Dr Maria Markoulli, an optometrist and senior lecturer at the University of New South Wales, was the senior investigator on the first study to demonstrate that signs of diabetic peripheral neuropathy can be traced in tear film.
The research, recently published in the journal The Ocular Surface, found people with type 1 diabetic peripheral neuropathy – a complication that can result in recurring foot ulcers and in extreme cases amputation– have reduced levels of a protein known as ‘substance P’ in the tear film.
Markoulli said the research could form the basis of a new point-of-care tear test, similar to devices used for the diagnosis of dry eye disease.
“What we’re proposing with this method is something that will be done quickly, non-invasively, and potentially could be done by an optometrist, chemist, GP or at the diabetes centre, who could then refer to the endocrinologist or neurologist,” she said.
“Peripheral nerve damage in diabetes can be really debilitating, so it’s important to be able to detect it early and, while you can’t reverse it, at least you can limit its progress by better managing the diabetes.”
Markoulli said the tear test would be a viable alternative to current diagnostic methods that are either invasive, such as a skin biopsy, subjective or unreliable.

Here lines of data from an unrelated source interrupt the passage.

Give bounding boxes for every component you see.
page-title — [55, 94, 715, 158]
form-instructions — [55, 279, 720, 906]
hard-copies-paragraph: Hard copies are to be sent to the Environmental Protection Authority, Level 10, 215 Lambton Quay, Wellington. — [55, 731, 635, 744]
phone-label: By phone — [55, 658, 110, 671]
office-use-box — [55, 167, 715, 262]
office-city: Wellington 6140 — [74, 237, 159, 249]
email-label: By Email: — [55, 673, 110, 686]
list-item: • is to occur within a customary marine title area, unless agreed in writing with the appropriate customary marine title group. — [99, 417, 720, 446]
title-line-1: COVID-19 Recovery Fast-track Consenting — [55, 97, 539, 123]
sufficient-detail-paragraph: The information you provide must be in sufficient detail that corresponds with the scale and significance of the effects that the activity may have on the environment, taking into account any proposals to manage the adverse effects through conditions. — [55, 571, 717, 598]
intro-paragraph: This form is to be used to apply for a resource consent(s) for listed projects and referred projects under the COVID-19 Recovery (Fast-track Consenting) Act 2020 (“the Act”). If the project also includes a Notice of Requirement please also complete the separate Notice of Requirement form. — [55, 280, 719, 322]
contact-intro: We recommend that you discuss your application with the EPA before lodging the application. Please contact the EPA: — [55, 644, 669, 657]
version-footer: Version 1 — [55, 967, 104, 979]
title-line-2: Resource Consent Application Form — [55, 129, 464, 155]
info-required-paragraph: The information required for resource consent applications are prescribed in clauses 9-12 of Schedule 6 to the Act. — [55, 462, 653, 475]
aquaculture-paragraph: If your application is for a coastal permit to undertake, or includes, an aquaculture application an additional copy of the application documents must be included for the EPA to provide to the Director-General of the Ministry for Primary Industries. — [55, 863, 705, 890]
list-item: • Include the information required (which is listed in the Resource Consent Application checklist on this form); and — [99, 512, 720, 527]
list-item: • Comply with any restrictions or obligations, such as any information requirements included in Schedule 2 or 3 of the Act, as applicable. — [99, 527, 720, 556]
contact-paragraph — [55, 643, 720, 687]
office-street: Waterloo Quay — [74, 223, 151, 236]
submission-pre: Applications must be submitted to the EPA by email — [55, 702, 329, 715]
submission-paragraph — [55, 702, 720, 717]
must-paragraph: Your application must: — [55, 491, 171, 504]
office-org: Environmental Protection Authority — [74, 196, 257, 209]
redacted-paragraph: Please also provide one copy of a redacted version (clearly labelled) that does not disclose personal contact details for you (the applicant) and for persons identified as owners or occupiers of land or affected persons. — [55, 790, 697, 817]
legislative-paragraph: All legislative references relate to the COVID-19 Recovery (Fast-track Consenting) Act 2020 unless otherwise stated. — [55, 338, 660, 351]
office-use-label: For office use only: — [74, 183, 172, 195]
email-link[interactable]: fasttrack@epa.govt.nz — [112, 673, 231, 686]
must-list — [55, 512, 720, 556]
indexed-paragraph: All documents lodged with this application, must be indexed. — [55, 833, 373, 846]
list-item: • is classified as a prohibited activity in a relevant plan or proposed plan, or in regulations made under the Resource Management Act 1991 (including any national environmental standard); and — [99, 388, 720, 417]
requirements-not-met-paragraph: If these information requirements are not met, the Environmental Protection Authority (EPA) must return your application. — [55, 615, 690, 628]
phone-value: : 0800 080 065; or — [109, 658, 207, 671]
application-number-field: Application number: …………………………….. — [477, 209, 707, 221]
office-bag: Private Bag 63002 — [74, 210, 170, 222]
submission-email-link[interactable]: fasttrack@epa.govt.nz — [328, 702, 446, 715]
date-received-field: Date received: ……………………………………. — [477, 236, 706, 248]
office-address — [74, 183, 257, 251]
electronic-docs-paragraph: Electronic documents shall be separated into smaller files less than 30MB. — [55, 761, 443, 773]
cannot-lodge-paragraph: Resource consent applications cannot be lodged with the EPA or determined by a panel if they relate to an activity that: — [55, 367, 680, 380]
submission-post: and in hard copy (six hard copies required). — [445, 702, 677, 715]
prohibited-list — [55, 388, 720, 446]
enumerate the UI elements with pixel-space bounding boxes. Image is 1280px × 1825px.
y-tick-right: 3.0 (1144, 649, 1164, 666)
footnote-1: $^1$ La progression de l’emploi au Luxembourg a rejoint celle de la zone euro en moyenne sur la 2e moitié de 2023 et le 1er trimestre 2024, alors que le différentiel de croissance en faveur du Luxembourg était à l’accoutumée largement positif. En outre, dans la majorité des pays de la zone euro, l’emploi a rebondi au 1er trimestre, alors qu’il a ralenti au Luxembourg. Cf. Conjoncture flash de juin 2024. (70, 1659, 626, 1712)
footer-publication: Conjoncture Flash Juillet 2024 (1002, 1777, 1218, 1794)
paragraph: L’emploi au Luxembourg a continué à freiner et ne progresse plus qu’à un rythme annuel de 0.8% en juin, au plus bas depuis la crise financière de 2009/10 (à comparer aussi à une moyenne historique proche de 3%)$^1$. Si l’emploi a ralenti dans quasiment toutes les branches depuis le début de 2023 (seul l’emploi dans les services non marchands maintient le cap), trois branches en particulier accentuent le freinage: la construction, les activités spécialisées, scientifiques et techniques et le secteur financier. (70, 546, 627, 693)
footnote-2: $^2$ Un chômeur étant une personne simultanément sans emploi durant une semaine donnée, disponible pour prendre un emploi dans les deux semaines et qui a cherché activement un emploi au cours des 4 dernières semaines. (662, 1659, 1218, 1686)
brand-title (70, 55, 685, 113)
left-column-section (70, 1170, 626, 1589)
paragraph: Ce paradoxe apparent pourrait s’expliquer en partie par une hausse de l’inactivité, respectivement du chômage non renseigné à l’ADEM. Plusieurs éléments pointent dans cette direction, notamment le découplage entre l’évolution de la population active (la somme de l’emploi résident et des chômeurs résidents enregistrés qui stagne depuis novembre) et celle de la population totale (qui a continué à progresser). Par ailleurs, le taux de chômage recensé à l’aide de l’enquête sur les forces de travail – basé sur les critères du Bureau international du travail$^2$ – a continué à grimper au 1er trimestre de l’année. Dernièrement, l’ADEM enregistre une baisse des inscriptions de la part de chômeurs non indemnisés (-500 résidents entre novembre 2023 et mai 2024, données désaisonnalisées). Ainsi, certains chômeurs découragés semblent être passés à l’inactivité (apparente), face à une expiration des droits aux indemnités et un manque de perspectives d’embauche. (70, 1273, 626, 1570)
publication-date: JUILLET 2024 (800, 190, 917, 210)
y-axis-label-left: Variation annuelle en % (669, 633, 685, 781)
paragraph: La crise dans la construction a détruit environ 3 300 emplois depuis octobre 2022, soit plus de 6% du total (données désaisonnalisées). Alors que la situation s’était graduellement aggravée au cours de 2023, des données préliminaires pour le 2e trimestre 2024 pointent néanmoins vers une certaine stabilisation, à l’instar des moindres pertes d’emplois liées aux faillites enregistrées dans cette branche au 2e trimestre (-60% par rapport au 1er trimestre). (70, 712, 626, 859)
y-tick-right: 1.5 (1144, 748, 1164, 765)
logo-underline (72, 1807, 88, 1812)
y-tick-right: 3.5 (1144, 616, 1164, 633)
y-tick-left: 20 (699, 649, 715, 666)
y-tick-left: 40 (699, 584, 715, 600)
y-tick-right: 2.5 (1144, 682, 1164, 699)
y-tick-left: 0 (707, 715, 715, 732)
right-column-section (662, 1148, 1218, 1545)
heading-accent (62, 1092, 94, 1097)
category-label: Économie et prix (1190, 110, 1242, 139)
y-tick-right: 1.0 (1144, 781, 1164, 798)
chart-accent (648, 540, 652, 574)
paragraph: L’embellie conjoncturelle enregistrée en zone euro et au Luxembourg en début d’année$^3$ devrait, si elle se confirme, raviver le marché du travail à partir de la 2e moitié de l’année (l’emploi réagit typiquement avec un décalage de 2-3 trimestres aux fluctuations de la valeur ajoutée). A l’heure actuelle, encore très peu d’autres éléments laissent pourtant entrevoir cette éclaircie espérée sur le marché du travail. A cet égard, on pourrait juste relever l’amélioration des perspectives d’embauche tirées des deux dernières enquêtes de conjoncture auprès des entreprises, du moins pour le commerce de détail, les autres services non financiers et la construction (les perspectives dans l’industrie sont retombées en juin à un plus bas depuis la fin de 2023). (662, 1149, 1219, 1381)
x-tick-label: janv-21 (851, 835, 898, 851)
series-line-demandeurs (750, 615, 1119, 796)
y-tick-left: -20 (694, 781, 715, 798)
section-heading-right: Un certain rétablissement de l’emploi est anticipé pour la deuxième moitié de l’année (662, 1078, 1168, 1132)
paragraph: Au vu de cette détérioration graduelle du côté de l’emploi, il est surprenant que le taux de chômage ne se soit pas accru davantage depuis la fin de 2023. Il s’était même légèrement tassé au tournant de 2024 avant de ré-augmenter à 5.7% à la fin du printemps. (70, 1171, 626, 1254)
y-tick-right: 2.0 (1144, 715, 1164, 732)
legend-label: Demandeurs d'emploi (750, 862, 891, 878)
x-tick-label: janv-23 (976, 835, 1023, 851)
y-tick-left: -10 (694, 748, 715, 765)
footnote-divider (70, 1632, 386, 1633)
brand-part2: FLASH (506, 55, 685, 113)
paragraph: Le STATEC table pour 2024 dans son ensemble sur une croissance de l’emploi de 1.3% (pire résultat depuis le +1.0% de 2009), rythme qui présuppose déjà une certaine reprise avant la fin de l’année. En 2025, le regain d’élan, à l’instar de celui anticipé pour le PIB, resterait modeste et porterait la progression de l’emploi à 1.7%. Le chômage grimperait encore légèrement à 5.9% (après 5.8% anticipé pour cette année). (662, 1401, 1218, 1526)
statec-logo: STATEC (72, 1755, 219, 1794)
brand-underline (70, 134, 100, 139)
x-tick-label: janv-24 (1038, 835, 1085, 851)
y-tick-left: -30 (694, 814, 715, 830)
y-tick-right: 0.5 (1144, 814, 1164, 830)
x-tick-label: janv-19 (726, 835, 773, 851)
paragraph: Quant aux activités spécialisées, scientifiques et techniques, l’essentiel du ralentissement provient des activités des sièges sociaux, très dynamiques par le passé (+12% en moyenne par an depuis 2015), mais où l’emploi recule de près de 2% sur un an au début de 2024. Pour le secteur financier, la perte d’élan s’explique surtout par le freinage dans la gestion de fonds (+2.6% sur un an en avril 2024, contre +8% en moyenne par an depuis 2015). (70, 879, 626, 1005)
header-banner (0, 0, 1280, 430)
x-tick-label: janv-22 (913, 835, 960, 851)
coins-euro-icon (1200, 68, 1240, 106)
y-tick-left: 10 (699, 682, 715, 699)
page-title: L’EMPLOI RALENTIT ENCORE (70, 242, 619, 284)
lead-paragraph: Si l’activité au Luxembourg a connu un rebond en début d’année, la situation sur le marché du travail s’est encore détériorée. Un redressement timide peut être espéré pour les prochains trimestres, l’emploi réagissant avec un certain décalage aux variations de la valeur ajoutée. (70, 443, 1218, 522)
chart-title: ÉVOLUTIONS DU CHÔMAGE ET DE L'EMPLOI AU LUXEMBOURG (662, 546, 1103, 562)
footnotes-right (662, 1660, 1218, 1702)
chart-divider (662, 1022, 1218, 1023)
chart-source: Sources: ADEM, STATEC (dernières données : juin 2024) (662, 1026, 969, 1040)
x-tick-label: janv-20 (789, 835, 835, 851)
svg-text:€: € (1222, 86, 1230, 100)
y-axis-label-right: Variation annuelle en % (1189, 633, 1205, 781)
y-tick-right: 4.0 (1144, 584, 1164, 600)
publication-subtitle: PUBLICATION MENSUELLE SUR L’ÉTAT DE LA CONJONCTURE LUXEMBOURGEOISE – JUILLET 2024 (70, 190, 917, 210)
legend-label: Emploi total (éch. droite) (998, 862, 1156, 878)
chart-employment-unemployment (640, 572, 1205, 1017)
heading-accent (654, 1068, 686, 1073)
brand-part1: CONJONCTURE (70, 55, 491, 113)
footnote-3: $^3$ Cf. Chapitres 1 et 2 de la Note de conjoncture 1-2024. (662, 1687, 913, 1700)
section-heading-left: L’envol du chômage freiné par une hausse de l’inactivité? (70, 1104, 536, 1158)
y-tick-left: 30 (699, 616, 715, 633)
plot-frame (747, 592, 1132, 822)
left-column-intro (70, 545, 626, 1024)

“Something more ideal is required. Corneal confocal microscopy has also been recommended in the past and, while I agree it would be a great tool to have, it’s just not that available in private practice, and it also does take some time.”
Markoulli joined the study’s lead investigator, PhD candidate Mr Shyam Tummanapalli, and collaborated with the Prince of Wales Hospital Diabetes Centre on the project.
Involving almost 100 participants, the researchers tested the concentration of two proteins – substance P and calcitonin gene-related peptide – in the tear film of people with both type 1 and type 2 diabetes and compared the findings with control groups. It built on the findings of a smaller 2017 study that established an association between the number of corneal nerves and the level of substance P in the tear film.
Markoulli said while the latest findings fit with the original study for the type 1 group, she was interested to discover there was no difference in neuropeptides in type 2 diabetics when compared with the control group.
“This tells us something we already know; type 1 and type 2 diabetes are quite different, with type one being autoimmune-related and type 2 part of metabolic disease.
“Possibly the type 2 group we were looking at is older, and so already show less substance P in the tear film, making it harder to see a reduction. Another factor is that in type 2 diabetes there are other associated complications – they tend to have dry eye disease, they tend to have other systemic conditions as well that could potentially contribute, it’s a harder condition to analyse.”
Markoulli said the next phase of the study could focus on explaining the difference shown in type 2 diabetics, while in type 1 patients they may investigate the impact on lifestyle and/or drug interventions on substance P levels.
Image: (From left to right) The study’s lead author PdD candidate Mr Shyam Tummanapalli with Arun Krishnan, Maria Markoulli, Aumy Yan and Tushar Issar.